Money While Traveling
Money While Traveling
Whether you are going on a two week vacation or traveling Europe for five months how you handle money is important for both safety and staying on budget. The more my wife Joyce and I traveled, the more we developed a system that makes sure we always have money on hand but our savings are safe from would be thieves or scam artists.
I’ll break down a few things to do before you leave for your trip and then a few pointers on dealing with expenses while on the road. This is all based on the idea of mostly using cash when you travel. We like to use cash over credit cards because everyone accepts cash so you are always ready no matter where you find yourself.
Ten Ways To Deal With Money While Traveling
1. Open a separate travel savings account.
This is a good idea to help you save for a trip but it is also a good way to shelter your money if your debit card gets compromised. Your travel account is where the bulk of your trip money is kept and then you transfer small amounts as needed to your debit card account. Which leads me to my next money management tool…
2. Open an account for a travel debit card.
The Charles Schwab Bank High Yield Investor Checking Account is the best one we have found for travel. You’ll be using a lot of ATMs to withdraw cash throughout your trip and this card refunds any and all ATM fees plus has no foreign transaction fees.
Once in Mexico we were charged a $29.00 ATM fee and the Schwab card refunded that.
Don’t let its fancy name fool you, even though it is linked to an investment account you can operate the account as you would any checking account. It has been our experience that Charles Schwab Bank has excellent customer service with no sales pressure.
3. Withdraw cash based on your budget.
In order to keep things simple let’s say you have a $100 a day average budget for your trip. Withdraw an amount equal to $300 and you know that is what you are allowed to spend for the next three days. Compound any leftovers and you can splurge from time to time.
4. Keep separate amounts in different pockets.
The idea here is to keep a small spendable amount in one pocket and the rest of your cash somewhere else so you don’t flash a big wad of cash when paying for that $1 souvenir. It can also help when haggling on a price because you don’t reveal that you have more money available.
5. Backup credit card for unexpected expenses.
Whenever we travel we keep a credit card that we don’t use safely stashed away from the rest of our cards and cash. This way if our primary cards get lost or stolen we have a backup card to help us get back on our feet.
6. Understand the conversion rate.
Before getting your boots on the ground get your head around the conversion rate of the local currency so you always know what you are spending. I always like to know what is the equivalent of $10USD in the local currency, that keeps it simple and allows me to always have a gauge of how much things cost.
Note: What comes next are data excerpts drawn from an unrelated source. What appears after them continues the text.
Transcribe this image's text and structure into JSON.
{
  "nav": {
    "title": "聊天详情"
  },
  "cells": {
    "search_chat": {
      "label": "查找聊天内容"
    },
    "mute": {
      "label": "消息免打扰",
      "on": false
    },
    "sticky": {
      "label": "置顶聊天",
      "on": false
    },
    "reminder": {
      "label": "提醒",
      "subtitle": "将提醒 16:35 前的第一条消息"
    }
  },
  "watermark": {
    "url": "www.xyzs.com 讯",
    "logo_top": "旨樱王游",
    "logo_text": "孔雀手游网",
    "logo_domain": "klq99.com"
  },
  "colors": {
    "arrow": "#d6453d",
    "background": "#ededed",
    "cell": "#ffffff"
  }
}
7. Get cash before leaving home.
This will depend on your destination but chances are your local bank can get you foreign currency without charging you any extra fees. We do this at Wells Fargo before we leave so that we can enter a country with that country’s currency in hand. As a general rule you never want to exchange money at an airport so this makes that easy to avoid.
8. Use ATMs not money exchangers.
You’ll always get a better rate from your bank than from a currency exchange. Cash machines can be found just about anywhere in the world, even Mogadishu has one ATM. But be mindful of ATM locations and do some reading up on ATM safety. Hotel lobbies can be a nice safe place for using an ATM to get money while traveling.
9. Keep backup USD cash.
This goes along with the backup credit card. Having one or two hundred dollars of US currency is just another safety net. Find clever, but not too clever, places to stash these bills. I’ve used the soles of my shoes, beat up old books, and hidden compartments in my backpack. This cash stash is handy when the ATM you find is not in service or the town doesn’t have power that day (we’ve experienced both).
10. Have a record of credit card and bank info available.
Write down the 1-800 numbers on your card and keep it some place safe so you can easily call your bank if something happens to your card. Email this information to yourself or use a service like Evernote to have an electronic copy available as well. Just don’t write down complete credit card numbers or any info someone else could use to compromise your money.
That is the basic outline of the system we have developed through our travels for dealing with our money while traveling. I hope you find these pointers useful and are able to adapt them to your own style of travel. If you have any questions I am not too hard to reach.